Der Kaffee wurde im andern Zimmer servirt, und dort hatte sich Felix wieder von den Übrigen zurückgezogen. Günther, der es bemerkte, trat zu ihm und sagte freundlich:

»Ziehe doch nicht ein so furchtbar grämliches Gesicht, Felix. Siehst ja, bei Gott, aus, als ob wir nicht zu einer Verlobung, sondern viel eher zu einem Begräbniß geladen wären!«

»Es hat auch so etwas Ähnliches,« sagte der junge Mann düster; »aber wahrhaftig, Günther, ich – wollte, ich wäre gar nicht hierher gekommen. Ich fühle, daß ich anfange bitter und vielleicht ungerecht zu werden, und – Andere entgelten lasse, was – möglicher Weise Andere gar nicht verschuldet haben.«

»Du bist und bleibst ein Träumer,« sagte Günther; »aber warte nur; wenn ich Dich erst im Walde draußen habe, will ich Dich schon curiren. Morgen früh um acht Uhr geht's an die Arbeit.«

»Ich wollte, ich wäre schon draußen. Glaubst Du nicht, daß wir uns jetzt empfehlen könnten?«

»Nur noch einen Augenblick; ich muß Etwas mit dem Director besprechen, was mir morgen einen Weg erspart, und habe ihm bis jetzt nicht beikommen können.«

»So eile Dich, mir brennt der Boden unter den Füßen.«

Günther mischte sich wieder unter die Gesellschaft, um des Directors habhaft zu werden, der gerade mit dem Pastor in einer sehr eifrigen Debatte über die Einführung von Futterkräutern in die Colonie verhandelte.

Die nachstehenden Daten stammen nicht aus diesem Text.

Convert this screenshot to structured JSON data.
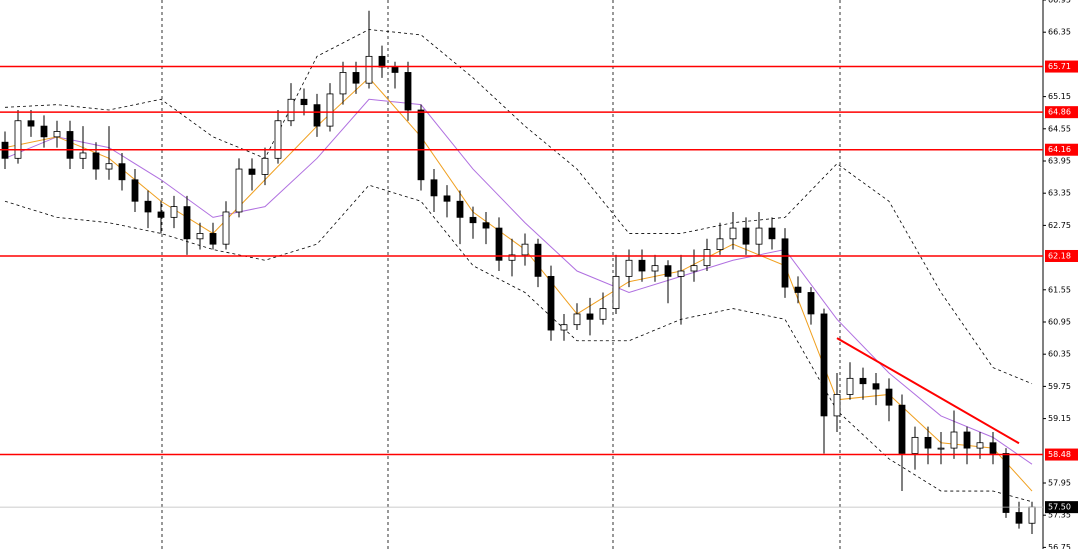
{
  "chart_data": {
    "type": "candlestick",
    "open": [
      64.3,
      64.0,
      64.7,
      64.6,
      64.4,
      64.5,
      64.0,
      64.1,
      63.8,
      63.9,
      63.6,
      63.2,
      63.0,
      62.9,
      63.1,
      62.5,
      62.6,
      62.4,
      63.0,
      63.8,
      63.7,
      64.0,
      64.7,
      65.1,
      65.0,
      64.6,
      65.2,
      65.6,
      65.4,
      65.9,
      65.7,
      65.6,
      64.9,
      63.6,
      63.3,
      63.2,
      62.9,
      62.8,
      62.7,
      62.1,
      62.2,
      62.4,
      61.8,
      60.8,
      60.9,
      61.1,
      61.0,
      61.2,
      61.8,
      62.1,
      61.9,
      62.0,
      61.8,
      61.9,
      62.0,
      62.3,
      62.5,
      62.7,
      62.4,
      62.7,
      62.5,
      61.6,
      61.5,
      61.1,
      59.2,
      59.6,
      59.9,
      59.8,
      59.7,
      59.4,
      58.5,
      58.8,
      58.6,
      58.6,
      58.9,
      58.6,
      58.7,
      58.5,
      57.4,
      57.2
    ],
    "high": [
      64.5,
      64.9,
      64.9,
      64.8,
      64.7,
      64.7,
      64.6,
      64.3,
      64.6,
      64.1,
      63.8,
      63.4,
      63.2,
      63.3,
      63.3,
      62.8,
      62.8,
      63.2,
      64.0,
      64.0,
      64.2,
      64.9,
      65.4,
      65.3,
      65.2,
      65.4,
      65.8,
      65.8,
      66.75,
      66.1,
      65.8,
      65.8,
      65.0,
      63.8,
      63.5,
      63.4,
      63.1,
      63.0,
      62.9,
      62.5,
      62.6,
      62.5,
      62.0,
      61.1,
      61.3,
      61.4,
      61.5,
      62.2,
      62.3,
      62.3,
      62.2,
      62.1,
      62.2,
      62.3,
      62.5,
      62.8,
      63.0,
      62.9,
      63.0,
      62.9,
      62.7,
      61.8,
      61.6,
      61.2,
      60.0,
      60.2,
      60.1,
      60.0,
      59.9,
      59.6,
      59.0,
      59.0,
      58.9,
      59.3,
      59.0,
      58.9,
      58.9,
      58.6,
      57.6,
      57.6
    ],
    "low": [
      63.8,
      63.9,
      64.4,
      64.2,
      64.2,
      63.8,
      63.8,
      63.6,
      63.6,
      63.4,
      63.0,
      62.7,
      62.6,
      62.7,
      62.2,
      62.3,
      62.3,
      62.3,
      62.9,
      63.4,
      63.5,
      63.9,
      64.6,
      64.8,
      64.4,
      64.5,
      65.0,
      65.2,
      65.3,
      65.5,
      65.3,
      64.7,
      63.4,
      63.0,
      62.9,
      62.4,
      62.5,
      62.4,
      61.9,
      61.8,
      62.0,
      61.6,
      60.6,
      60.6,
      60.8,
      60.7,
      60.9,
      61.1,
      61.6,
      61.7,
      61.7,
      61.3,
      60.9,
      61.7,
      61.9,
      62.2,
      62.3,
      62.2,
      62.2,
      62.3,
      61.4,
      61.3,
      60.9,
      58.5,
      58.9,
      59.5,
      59.5,
      59.4,
      59.1,
      57.8,
      58.2,
      58.3,
      58.3,
      58.4,
      58.3,
      58.4,
      58.3,
      57.3,
      57.1,
      57.0
    ],
    "close": [
      64.0,
      64.7,
      64.6,
      64.4,
      64.5,
      64.0,
      64.1,
      63.8,
      63.9,
      63.6,
      63.2,
      63.0,
      62.9,
      63.1,
      62.5,
      62.6,
      62.4,
      63.0,
      63.8,
      63.7,
      64.0,
      64.7,
      65.1,
      65.0,
      64.6,
      65.2,
      65.6,
      65.4,
      65.9,
      65.7,
      65.6,
      64.9,
      63.6,
      63.3,
      63.2,
      62.9,
      62.8,
      62.7,
      62.1,
      62.2,
      62.4,
      61.8,
      60.8,
      60.9,
      61.1,
      61.0,
      61.2,
      61.8,
      62.1,
      61.9,
      62.0,
      61.8,
      61.9,
      62.0,
      62.3,
      62.5,
      62.7,
      62.4,
      62.7,
      62.5,
      61.6,
      61.5,
      61.1,
      59.2,
      59.6,
      59.9,
      59.8,
      59.7,
      59.4,
      58.5,
      58.8,
      58.6,
      58.6,
      58.9,
      58.6,
      58.7,
      58.5,
      57.4,
      57.2,
      57.5
    ],
    "overlay_x": [
      0,
      4,
      8,
      12,
      16,
      20,
      24,
      28,
      32,
      36,
      40,
      44,
      48,
      52,
      56,
      60,
      64,
      68,
      72,
      76,
      79
    ],
    "overlays": [
      {
        "color": "#000000",
        "dashed": true,
        "values": [
          64.95,
          65.0,
          64.9,
          65.1,
          64.4,
          64.0,
          65.9,
          66.4,
          66.3,
          65.5,
          64.6,
          63.8,
          62.6,
          62.6,
          62.8,
          62.9,
          63.9,
          63.2,
          61.5,
          60.1,
          59.8
        ]
      },
      {
        "color": "#000000",
        "dashed": true,
        "values": [
          63.2,
          62.9,
          62.8,
          62.6,
          62.3,
          62.1,
          62.4,
          63.5,
          63.2,
          62.0,
          61.5,
          60.6,
          60.6,
          61.0,
          61.2,
          61.0,
          59.3,
          58.4,
          57.8,
          57.8,
          57.6
        ]
      },
      {
        "color": "#b070e0",
        "dashed": false,
        "values": [
          64.0,
          64.4,
          64.2,
          63.6,
          62.9,
          63.1,
          64.0,
          65.1,
          65.0,
          63.8,
          62.8,
          61.9,
          61.5,
          61.8,
          62.1,
          62.3,
          61.0,
          60.0,
          59.2,
          58.8,
          58.3
        ]
      },
      {
        "color": "#f0a020",
        "dashed": false,
        "values": [
          64.2,
          64.4,
          64.0,
          63.2,
          62.6,
          63.6,
          64.6,
          65.5,
          64.4,
          63.0,
          62.3,
          61.1,
          61.7,
          61.9,
          62.4,
          62.0,
          59.5,
          59.6,
          58.7,
          58.6,
          57.8
        ]
      }
    ],
    "levels": [
      65.71,
      64.86,
      64.16,
      62.18,
      58.48
    ],
    "level_color": "#ff0000",
    "trendline": {
      "x": [
        64,
        78
      ],
      "values": [
        60.65,
        58.69
      ],
      "color": "#ff0000"
    },
    "current_price": {
      "value": 57.5,
      "label": "57.50"
    },
    "ylim": [
      56.72,
      66.95
    ],
    "yticks": [
      66.95,
      66.35,
      65.15,
      64.55,
      63.95,
      63.35,
      62.75,
      61.55,
      60.95,
      60.35,
      59.75,
      59.15,
      57.95,
      57.35,
      56.75
    ]
  }
}
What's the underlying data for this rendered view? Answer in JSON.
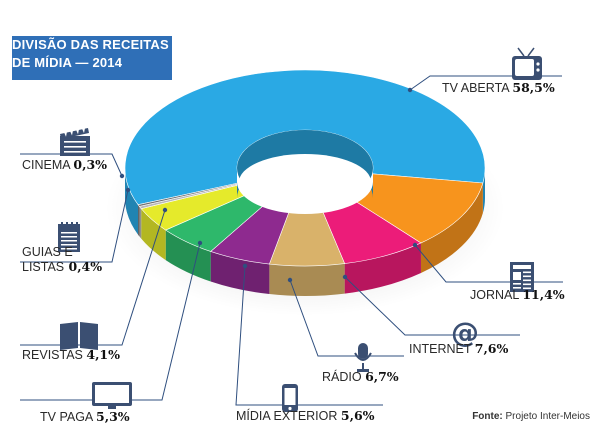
{
  "title_lines": [
    "DIVISÃO DAS RECEITAS",
    "DE MÍDIA — 2014"
  ],
  "source": {
    "prefix": "Fonte:",
    "text": " Projeto Inter-Meios"
  },
  "colors": {
    "title_bg": "#2f6fb7",
    "leader": "#2f4f7f",
    "icon": "#3b4f72"
  },
  "chart_data": {
    "type": "pie",
    "style": "3d-donut",
    "title": "DIVISÃO DAS RECEITAS DE MÍDIA — 2014",
    "unit": "%",
    "slices": [
      {
        "label": "TV ABERTA",
        "value_label": "58,5%",
        "value": 58.5,
        "color": "#2aa9e4",
        "icon": "tv-icon"
      },
      {
        "label": "JORNAL",
        "value_label": "11,4%",
        "value": 11.4,
        "color": "#f7941d",
        "icon": "newspaper-icon"
      },
      {
        "label": "INTERNET",
        "value_label": "7,6%",
        "value": 7.6,
        "color": "#ec1c79",
        "icon": "at-sign-icon"
      },
      {
        "label": "RÁDIO",
        "value_label": "6,7%",
        "value": 6.7,
        "color": "#d9b26a",
        "icon": "microphone-icon"
      },
      {
        "label": "MÍDIA EXTERIOR",
        "value_label": "5,6%",
        "value": 5.6,
        "color": "#8e2a8f",
        "icon": "phone-icon"
      },
      {
        "label": "TV PAGA",
        "value_label": "5,3%",
        "value": 5.3,
        "color": "#2eb86b",
        "icon": "flat-tv-icon"
      },
      {
        "label": "REVISTAS",
        "value_label": "4,1%",
        "value": 4.1,
        "color": "#e5ea2b",
        "icon": "magazine-icon"
      },
      {
        "label_lines": [
          "GUIAS E",
          "LISTAS"
        ],
        "value_label": "0,4%",
        "value": 0.4,
        "color": "#b8b8b8",
        "icon": "notepad-icon"
      },
      {
        "label": "CINEMA",
        "value_label": "0,3%",
        "value": 0.3,
        "color": "#707070",
        "icon": "clapperboard-icon"
      }
    ]
  }
}
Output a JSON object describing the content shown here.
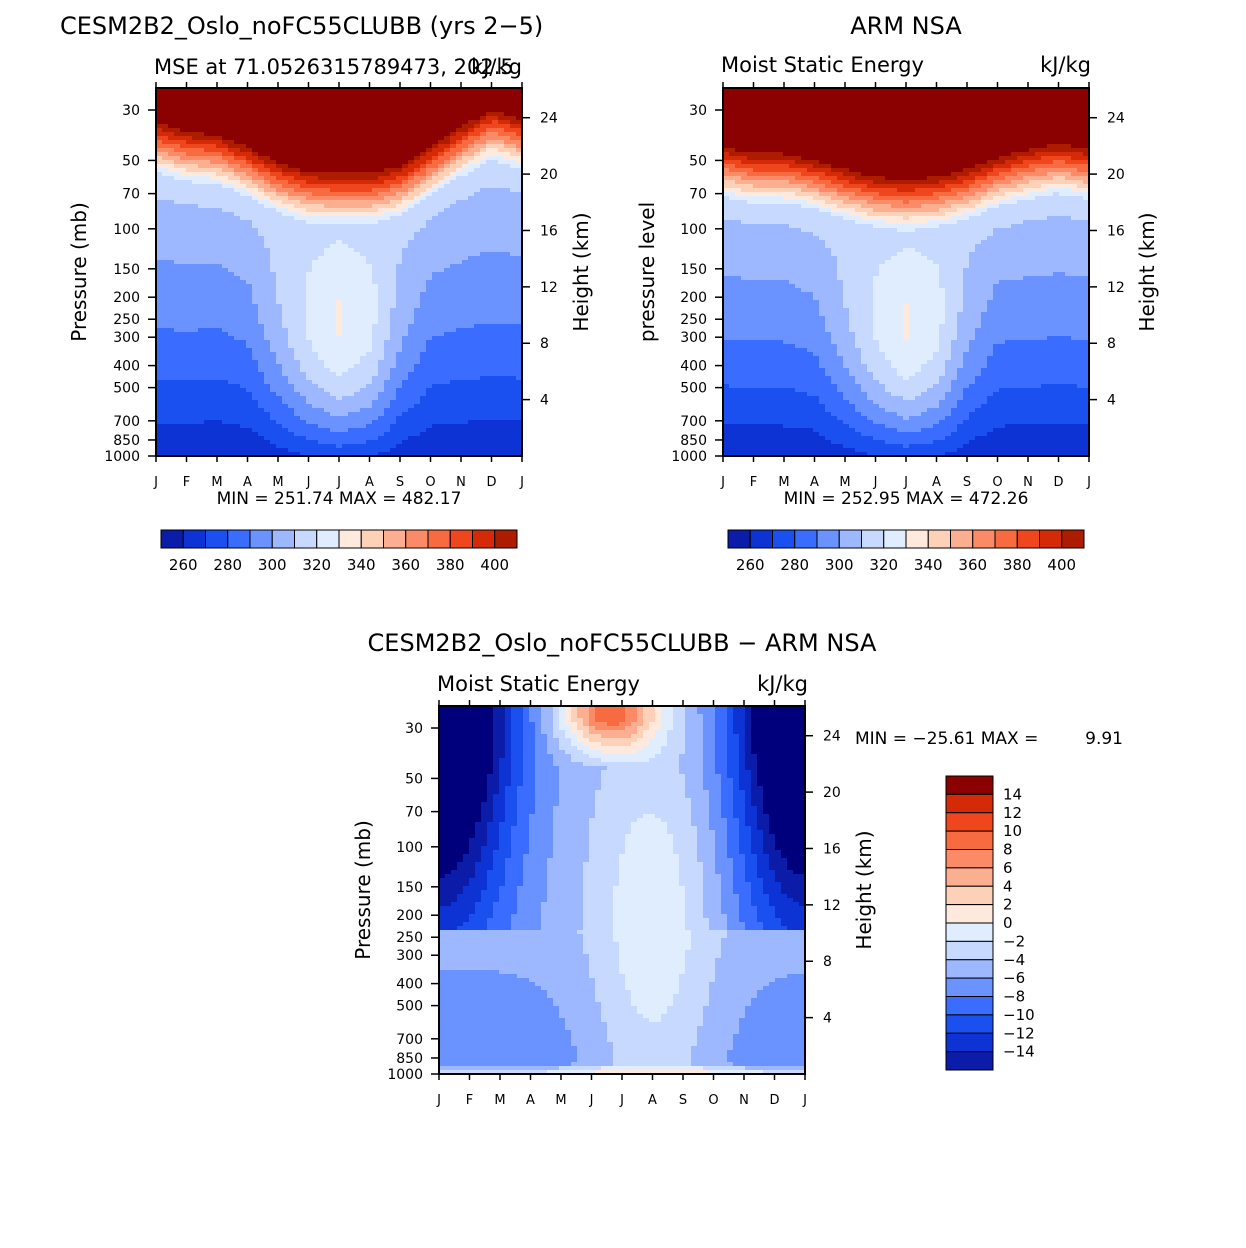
{
  "colors": {
    "mse_levels": [
      "#00007d",
      "#0a1ca8",
      "#0d33d4",
      "#1a4ff0",
      "#3a6cff",
      "#6a93ff",
      "#9db8ff",
      "#c7d9ff",
      "#dfedff",
      "#fee9dc",
      "#fdd0b8",
      "#fcae90",
      "#fb8b66",
      "#f86a3f",
      "#f0461e",
      "#d42a08",
      "#ae1c00",
      "#8b0000"
    ],
    "diff_levels": [
      "#00007d",
      "#0a1ca8",
      "#0d33d4",
      "#1a4ff0",
      "#3a6cff",
      "#6a93ff",
      "#9db8ff",
      "#c7d9ff",
      "#dfedff",
      "#fee9dc",
      "#fdd0b8",
      "#fcae90",
      "#fb8b66",
      "#f86a3f",
      "#f0461e",
      "#d42a08",
      "#8b0000"
    ]
  },
  "chart_data": [
    {
      "type": "heatmap",
      "id": "model",
      "title": "CESM2B2_Oslo_noFC55CLUBB (yrs 2−5)",
      "left_label": "MSE at 71.0526315789473, 202.5",
      "right_label": "kJ/kg",
      "ylabel": "Pressure (mb)",
      "ylabel_right": "Height (km)",
      "stats": "MIN = 251.74 MAX = 482.17",
      "x_ticks": [
        "J",
        "F",
        "M",
        "A",
        "M",
        "J",
        "J",
        "A",
        "S",
        "O",
        "N",
        "D",
        "J"
      ],
      "y_ticks": [
        30,
        50,
        70,
        100,
        150,
        200,
        250,
        300,
        400,
        500,
        700,
        850,
        1000
      ],
      "y_right_ticks": [
        24,
        20,
        16,
        12,
        8,
        4
      ],
      "ylim_mb": [
        1000,
        24
      ],
      "colorbar_labels": [
        "260",
        "280",
        "300",
        "320",
        "340",
        "360",
        "380",
        "400"
      ],
      "contour_start": 255,
      "contour_step": 10,
      "surface_value": 262,
      "trop_pressure": [
        55,
        60,
        62,
        70,
        82,
        90,
        92,
        92,
        85,
        70,
        57,
        48,
        53
      ],
      "dip": [
        14,
        14,
        13,
        15,
        28,
        42,
        52,
        44,
        24,
        14,
        14,
        14,
        14
      ]
    },
    {
      "type": "heatmap",
      "id": "obs",
      "title": "ARM NSA",
      "left_label": "Moist Static Energy",
      "right_label": "kJ/kg",
      "ylabel": "pressure level",
      "ylabel_right": "Height (km)",
      "stats": "MIN = 252.95 MAX = 472.26",
      "x_ticks": [
        "J",
        "F",
        "M",
        "A",
        "M",
        "J",
        "J",
        "A",
        "S",
        "O",
        "N",
        "D",
        "J"
      ],
      "y_ticks": [
        30,
        50,
        70,
        100,
        150,
        200,
        250,
        300,
        400,
        500,
        700,
        850,
        1000
      ],
      "y_right_ticks": [
        24,
        20,
        16,
        12,
        8,
        4
      ],
      "ylim_mb": [
        1000,
        24
      ],
      "colorbar_labels": [
        "260",
        "280",
        "300",
        "320",
        "340",
        "360",
        "380",
        "400"
      ],
      "contour_start": 255,
      "contour_step": 10,
      "surface_value": 262,
      "trop_pressure": [
        70,
        75,
        75,
        80,
        88,
        95,
        98,
        95,
        88,
        78,
        72,
        68,
        72
      ],
      "dip": [
        14,
        14,
        14,
        16,
        28,
        42,
        52,
        44,
        24,
        14,
        14,
        14,
        14
      ]
    },
    {
      "type": "heatmap",
      "id": "diff",
      "title": "CESM2B2_Oslo_noFC55CLUBB − ARM NSA",
      "left_label": "Moist Static Energy",
      "right_label": "kJ/kg",
      "ylabel": "Pressure (mb)",
      "ylabel_right": "Height (km)",
      "stats_label": "MIN = −25.61 MAX =",
      "stats_max": "9.91",
      "x_ticks": [
        "J",
        "F",
        "M",
        "A",
        "M",
        "J",
        "J",
        "A",
        "S",
        "O",
        "N",
        "D",
        "J"
      ],
      "y_ticks": [
        30,
        50,
        70,
        100,
        150,
        200,
        250,
        300,
        400,
        500,
        700,
        850,
        1000
      ],
      "y_right_ticks": [
        24,
        20,
        16,
        12,
        8,
        4
      ],
      "ylim_mb": [
        1000,
        24
      ],
      "colorbar_labels": [
        "14",
        "12",
        "10",
        "8",
        "6",
        "4",
        "2",
        "0",
        "−2",
        "−4",
        "−6",
        "−8",
        "−10",
        "−12",
        "−14"
      ],
      "contour_start": -16,
      "contour_step": 2
    }
  ]
}
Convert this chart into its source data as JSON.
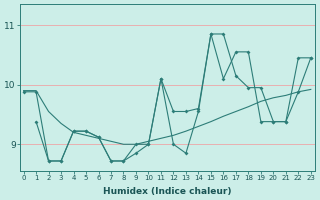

Die Frau Gräfin ging mit Herrn von Pulteleben Arm in Arm im Saale auf und ab, während Jeremias gerade mit dem Kaffee hereingetreten war, und der Baron stand nicht weit von Felix an der Seite mit seiner Tasse und beobachtete Helene, die neben der jungen Frau Rohrland auf dem Sopha saß.